The clinical consequence: people who do not “advance” through the stages feel they are failing at grief. People who have a good day feel they are “betraying” the person who died.

Here are the 5 frameworks clinical psychology actually uses today.


1. Dual Process Model (Stroebe & Schut, 1999)

The most-cited theoretical framework in contemporary grief literature. Healthy grief is not linear progression but dynamic oscillation between two orientations:

Loss-Oriented (LO): confronting the pain, crying, yearning, revisiting memories.

Restoration-Oriented (RO): everyday tasks, rebuilding identity, adapting to life without that person, planning ahead.

Both are necessary, and neither is a mistake. An intense pain day is not “regression.” A day where you can laugh with friends is not “forgetting.” Problems arise only at the extremes: exclusive LO for months (may indicate Prolonged Grief) or exclusive RO (avoidance that prevents processing).

DOI: 10.1080/074811899201046


2. Meaning Reconstruction (Neimeyer, 2001)

Robert Neimeyer proposes that grief is fundamentally a process of reconstructing meaning that loss has shattered. Each person builds a “world of meaning” — a narrative about themselves, their relationships, and their future. The death of someone close can dismantle that narrative.

The goal is not to “get over” the loss but to integrate it into a new narrative that makes sense.

Neimeyer, R. A. (2001). Meaning Reconstruction and the Experience of Loss. APA Press.


3. Resilience Trajectories (Bonanno, 2004)

George Bonanno followed bereaved people for years and identified four distinct trajectories:

  1. Resilience — the most common (35-65%). Brief, mild disruption and relatively rapid recovery. Does not mean absence of pain.
  2. Recovery — moderate disruption that gradually improves over 12-24 months.
  3. Chronic grief — elevated dysfunction persisting over time. May indicate Prolonged Grief.
  4. Delayed grief — relatively stable initial functioning followed by later deterioration.

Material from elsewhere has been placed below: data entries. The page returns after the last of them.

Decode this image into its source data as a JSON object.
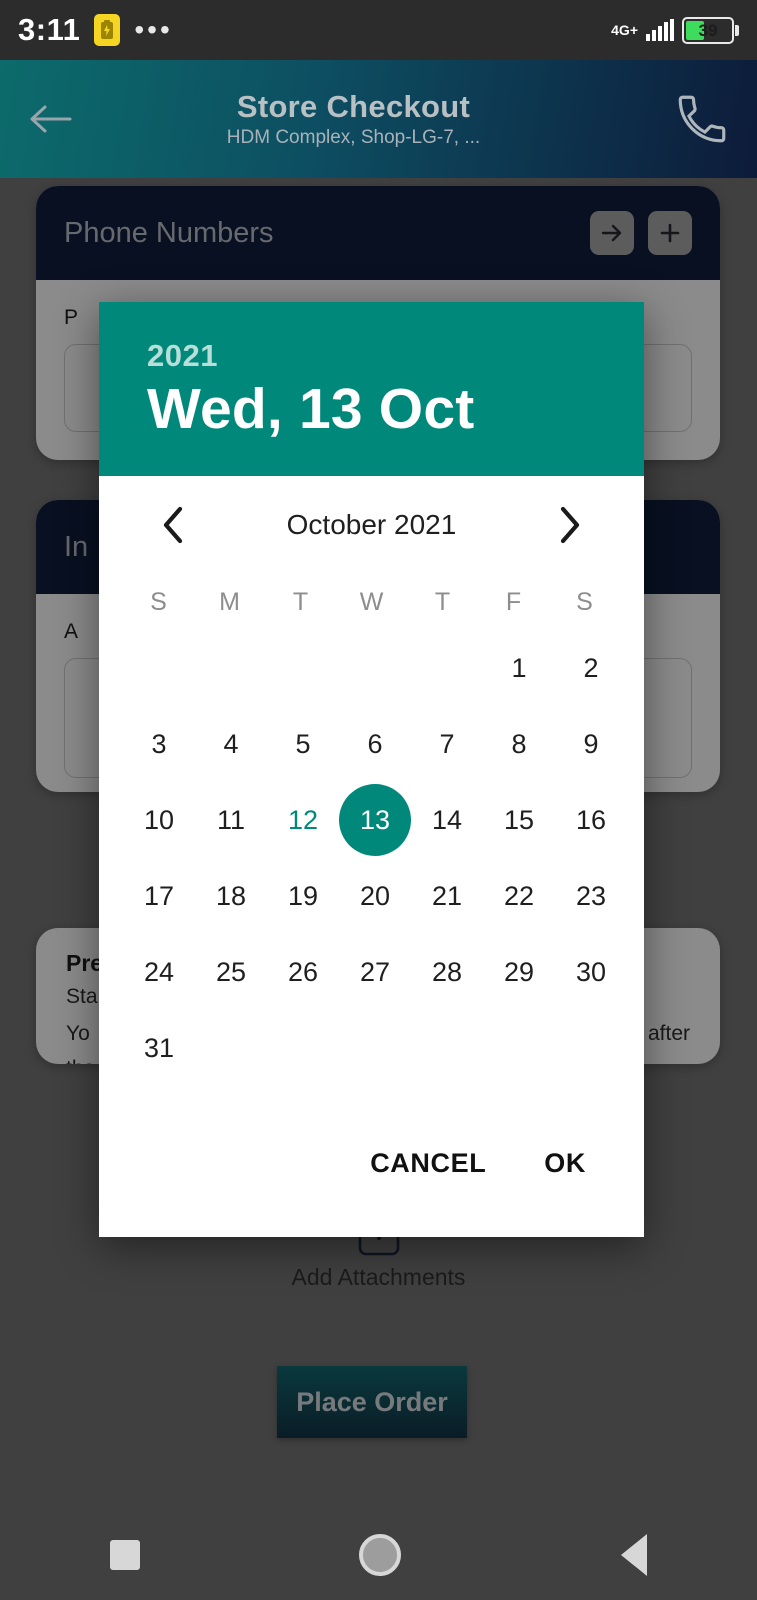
{
  "status_bar": {
    "time": "3:11",
    "battery_saver_icon": "battery-saver-icon",
    "overflow_icon": "more-dots-icon",
    "network_label": "4G+",
    "signal_icon": "signal-bars-icon",
    "battery_percent": "39"
  },
  "app_bar": {
    "back_icon": "arrow-left-icon",
    "title": "Store Checkout",
    "subtitle": "HDM Complex, Shop-LG-7, ...",
    "call_icon": "phone-icon"
  },
  "background": {
    "card_phone": {
      "header_title": "Phone Numbers",
      "forward_icon": "arrow-right-icon",
      "add_icon": "plus-icon",
      "field_label": "P"
    },
    "card_instructions": {
      "header_title": "In",
      "field_label": "A"
    },
    "card_preorder": {
      "title": "Pre",
      "line1": "Sta",
      "line2_left": "Yo",
      "line2_right": "r after",
      "line3": "tha"
    },
    "attachments": {
      "icon": "camera-icon",
      "label": "Add Attachments"
    },
    "place_order_label": "Place Order"
  },
  "date_picker": {
    "year": "2021",
    "selected_date_label": "Wed, 13 Oct",
    "prev_icon": "chevron-left-icon",
    "next_icon": "chevron-right-icon",
    "month_label": "October 2021",
    "weekdays": [
      "S",
      "M",
      "T",
      "W",
      "T",
      "F",
      "S"
    ],
    "leading_blanks": 5,
    "days": [
      1,
      2,
      3,
      4,
      5,
      6,
      7,
      8,
      9,
      10,
      11,
      12,
      13,
      14,
      15,
      16,
      17,
      18,
      19,
      20,
      21,
      22,
      23,
      24,
      25,
      26,
      27,
      28,
      29,
      30,
      31
    ],
    "today": 12,
    "selected": 13,
    "cancel_label": "CANCEL",
    "ok_label": "OK",
    "accent_color": "#00897b"
  },
  "nav_bar": {
    "recents_icon": "square-recents-icon",
    "home_icon": "circle-home-icon",
    "back_icon": "triangle-back-icon"
  }
}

Most counterintuitive finding: resilience is not pathological. Many people recover relatively well from grief without a prolonged collapse — and that does not mean they didn’t love who they lost.

DOI: 10.1037/0003-066X.59.1.20


4. Complicated Grief Treatment / CGT (Shear, 2005, 2014)

Psychiatrist Katherine Shear developed the most validated treatment for Prolonged Grief (now recognized as Prolonged Grief Disorder in DSM-5-TR).

In the RCT published in JAMA 2014, CGT showed 72% response versus 32% for supportive therapy. Core techniques include LO memory revisits with time limits, intentional RO work, and imaginal conversations.

DOI: 10.1001/jamapsychiatry.2014.1183


5. Disenfranchised Grief (Doka, 2002)

Kenneth Doka coined disenfranchised grief to describe losses that society does not recognize, validate, or permit public expression of:

  • Grief over a pet
  • Grief over a miscarriage
  • Grief over an ex-partner
  • Grief over someone with whom you had a “secret” relationship
  • Grief of caregivers (Alzheimer’s progressive loss)

The added weight: not only the pain, but the loneliness of not being permitted to express it.

Doka, K. J. (2002). Disenfranchised Grief. Research Press.


What this means for you

You do not have to “go through stages.” You do not have to cry in a specific order. A good day is not betrayal. Your grief has its own rhythm.

If your grief has lasted more than 12 months with significant functional impairment, consider consulting a grief specialist. Prolonged Grief Disorder is treatable.